Le décret du 11 février 2002 relatif aux actes professionnels et à l'exercice de la profession d'infirmier, prévoit que, dans le cadre de son rôle propre, l'infirmier est spécifiquement chargé d'accomplir les actes de dépistage et d'évaluation des risques de maltraitance, visant à identifier ces risques et à assurer le confort et la sécurité de la personne et de son environnement.

Dans un établissement accueillant des personnes âgées, l'obligation de signalement ne relève pas d'une compétence exclusive. Tout membre du personnel peut signaler. Et si un règlement intérieur, une circulaire ou tout autre texte interne à l'établissement désignent une autorité compétente en matière de signalement (le corps médical bien souvent), toute autre personne non désignée reste légalement compétente en cas de défaillance. Tous les éléments qui peuvent constituer une présomption ou une constatation de sévices, de privation ou de délaissement, etc., doivent être signalés. L'auteur du signalement n'est pas tenu d'apporter la preuve des faits.

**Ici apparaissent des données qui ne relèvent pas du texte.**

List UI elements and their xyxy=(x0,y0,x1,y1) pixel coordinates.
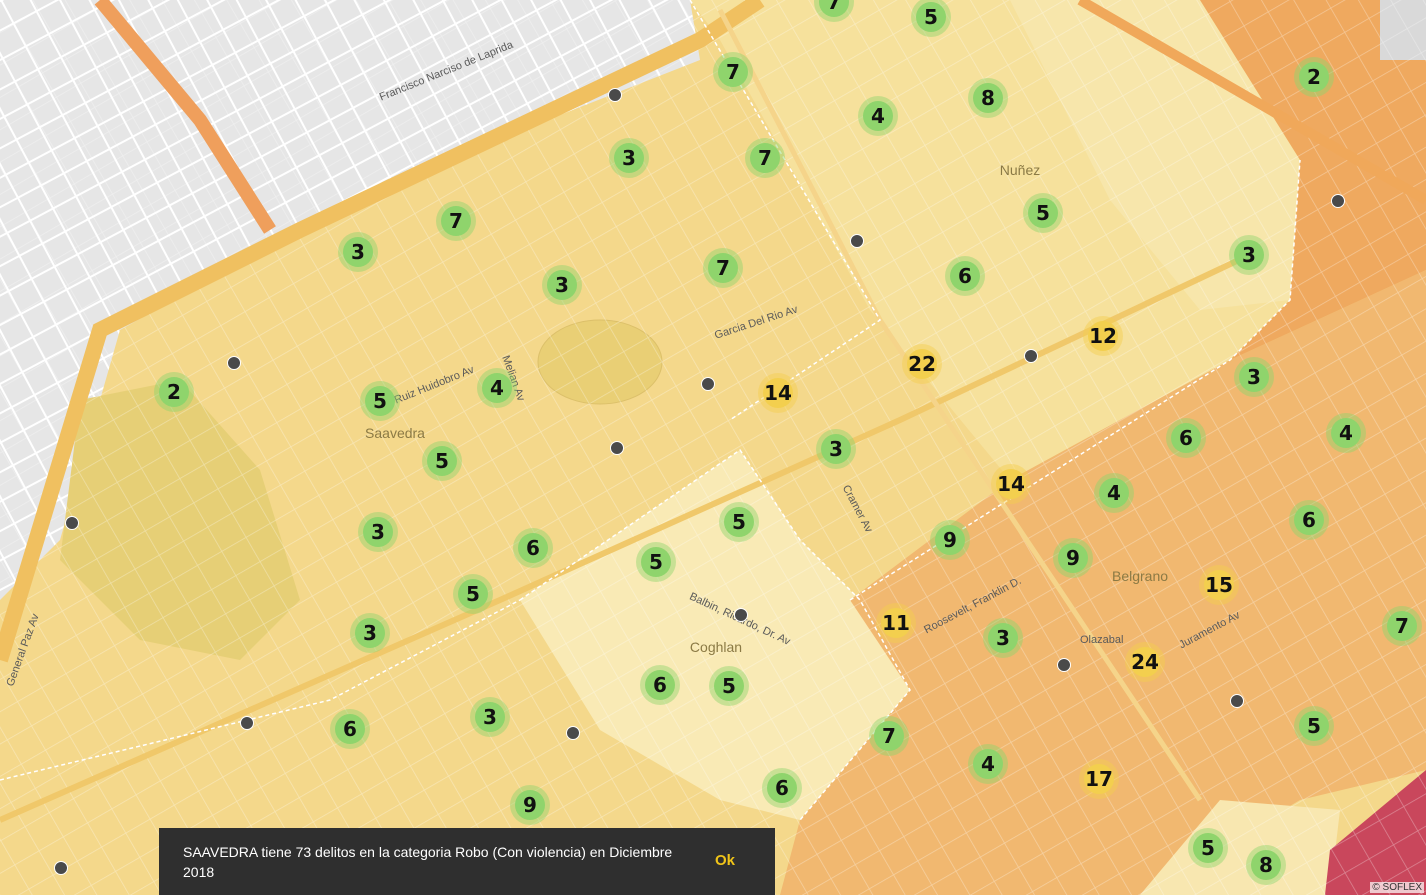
crime-cluster-marker[interactable]: 3 xyxy=(1234,240,1264,270)
incident-point-marker[interactable] xyxy=(240,716,254,730)
crime-cluster-marker[interactable]: 8 xyxy=(1251,850,1281,880)
crime-cluster-marker[interactable]: 11 xyxy=(881,608,911,638)
crime-cluster-marker[interactable]: 3 xyxy=(343,237,373,267)
crime-cluster-marker[interactable]: 6 xyxy=(950,261,980,291)
crime-cluster-marker[interactable]: 8 xyxy=(973,83,1003,113)
crime-cluster-marker[interactable]: 7 xyxy=(750,143,780,173)
street-label: Olazabal xyxy=(1080,634,1124,646)
crime-cluster-marker[interactable]: 5 xyxy=(458,579,488,609)
crime-cluster-marker[interactable]: 6 xyxy=(335,714,365,744)
crime-cluster-marker[interactable]: 5 xyxy=(427,446,457,476)
place-label-nunez: Nuñez xyxy=(999,162,1041,178)
crime-cluster-marker[interactable]: 3 xyxy=(547,270,577,300)
crime-cluster-marker[interactable]: 5 xyxy=(365,386,395,416)
crime-cluster-marker[interactable]: 5 xyxy=(641,547,671,577)
crime-cluster-marker[interactable]: 22 xyxy=(907,349,937,379)
incident-point-marker[interactable] xyxy=(566,726,580,740)
incident-point-marker[interactable] xyxy=(65,516,79,530)
incident-point-marker[interactable] xyxy=(608,88,622,102)
incident-point-marker[interactable] xyxy=(850,234,864,248)
crime-cluster-marker[interactable]: 4 xyxy=(1099,478,1129,508)
crime-cluster-marker[interactable]: 9 xyxy=(935,525,965,555)
incident-point-marker[interactable] xyxy=(610,441,624,455)
crime-cluster-marker[interactable]: 5 xyxy=(1299,711,1329,741)
crime-cluster-marker[interactable]: 5 xyxy=(1028,198,1058,228)
crime-cluster-marker[interactable]: 6 xyxy=(767,773,797,803)
crime-cluster-marker[interactable]: 3 xyxy=(988,623,1018,653)
crime-cluster-marker[interactable]: 4 xyxy=(482,373,512,403)
crime-cluster-marker[interactable]: 5 xyxy=(916,2,946,32)
crime-cluster-marker[interactable]: 3 xyxy=(1239,362,1269,392)
crime-cluster-marker[interactable]: 4 xyxy=(863,101,893,131)
place-label-saavedra: Saavedra xyxy=(365,425,425,441)
crime-cluster-marker[interactable]: 5 xyxy=(1193,833,1223,863)
incident-point-marker[interactable] xyxy=(1057,658,1071,672)
incident-point-marker[interactable] xyxy=(1024,349,1038,363)
toast-message: SAAVEDRA tiene 73 delitos en la categori… xyxy=(183,844,673,880)
crime-cluster-marker[interactable]: 3 xyxy=(363,517,393,547)
crime-cluster-marker[interactable]: 24 xyxy=(1130,647,1160,677)
crime-cluster-marker[interactable]: 15 xyxy=(1204,570,1234,600)
crime-cluster-marker[interactable]: 9 xyxy=(1058,543,1088,573)
crime-cluster-marker[interactable]: 7 xyxy=(441,206,471,236)
crime-cluster-marker[interactable]: 3 xyxy=(475,702,505,732)
crime-cluster-marker[interactable]: 6 xyxy=(1294,505,1324,535)
crime-cluster-marker[interactable]: 5 xyxy=(724,507,754,537)
crime-cluster-marker[interactable]: 3 xyxy=(614,143,644,173)
crime-cluster-marker[interactable]: 3 xyxy=(821,434,851,464)
crime-cluster-marker[interactable]: 6 xyxy=(518,533,548,563)
toast-ok-button[interactable]: Ok xyxy=(715,852,735,869)
crime-cluster-marker[interactable]: 6 xyxy=(1171,423,1201,453)
crime-cluster-marker[interactable]: 14 xyxy=(996,469,1026,499)
crime-cluster-marker[interactable]: 9 xyxy=(515,790,545,820)
crime-cluster-marker[interactable]: 3 xyxy=(355,618,385,648)
incident-point-marker[interactable] xyxy=(54,861,68,875)
map-canvas[interactable] xyxy=(0,0,1426,895)
crime-cluster-marker[interactable]: 7 xyxy=(708,253,738,283)
incident-point-marker[interactable] xyxy=(227,356,241,370)
crime-cluster-marker[interactable]: 2 xyxy=(1299,62,1329,92)
crime-cluster-marker[interactable]: 6 xyxy=(645,670,675,700)
crime-cluster-marker[interactable]: 14 xyxy=(763,378,793,408)
crime-cluster-marker[interactable]: 17 xyxy=(1084,764,1114,794)
place-label-belgrano: Belgrano xyxy=(1111,568,1169,584)
incident-point-marker[interactable] xyxy=(701,377,715,391)
incident-point-marker[interactable] xyxy=(1230,694,1244,708)
place-label-coghlan: Coghlan xyxy=(689,639,743,655)
map-attribution: © SOFLEX xyxy=(1370,882,1424,893)
incident-point-marker[interactable] xyxy=(1331,194,1345,208)
crime-cluster-marker[interactable]: 7 xyxy=(1387,611,1417,641)
notification-toast: SAAVEDRA tiene 73 delitos en la categori… xyxy=(159,828,775,895)
crime-cluster-marker[interactable]: 12 xyxy=(1088,321,1118,351)
incident-point-marker[interactable] xyxy=(734,608,748,622)
crime-cluster-marker[interactable]: 2 xyxy=(159,377,189,407)
crime-cluster-marker[interactable]: 7 xyxy=(874,721,904,751)
crime-cluster-marker[interactable]: 5 xyxy=(714,671,744,701)
crime-cluster-marker[interactable]: 4 xyxy=(973,749,1003,779)
crime-cluster-marker[interactable]: 4 xyxy=(1331,418,1361,448)
crime-cluster-marker[interactable]: 7 xyxy=(718,57,748,87)
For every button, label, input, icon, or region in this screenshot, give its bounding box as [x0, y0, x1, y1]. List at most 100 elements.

Le signalement peut être effectué par écrit, en mentionnant :

- les coordonnées de la personne qui signale, sa profession, son service, le cas échéant, ses coordonnées ;

- les coordonnées de la personne âgée concernée (identité, date de naissance, coordonnées de la famille ou du tuteur) ;

- le descriptif circonstancié des faits (faits constatés ou rapportés sans jugement de valeur).

Le signalement doit être effectué auprès du procureur de la République du tribunal de grande instance du lieu d'implantation de l'institution. Dans tous les cas d'extrême urgence, le signalement peut être effectué par téléphone. Néanmoins, un signalement téléphoné par un professionnel doit toujours être confirmé par un écrit.

Le personnel « dénonciateur » de maltraitance est-il protégé ?

Il existe une protection particulière pour les travailleurs sociaux, mais aussi pour tout membre du personnel travaillant dans un service ou un établissement social ou médicosocial accueillant des personnes, dénonçant des faits de maltraitance (article L. 313-24 du Code de l'action sociale et des familles). Ces personnes ne peuvent faire l'objet d'aucune discrimination dans l'emploi pour avoir relaté ou témoigné de mauvais traitements ou privations. Dans ces conditions, le fait qu'un salarié ou un agent témoigne de mauvais traitements ou privations infligés à une personne accueillie, ou relate de tels agissements, ne peut être pris en considération pour décider de mesures défavorables le concernant en matière : d'embauche, de rémunération, de formation, d'affectation, de qualification, de classification, de promotion professionnelle, de mutation, de renouvellement du contrat de travail, pour décider la résiliation du contrat de travail ou une sanction disciplinaire.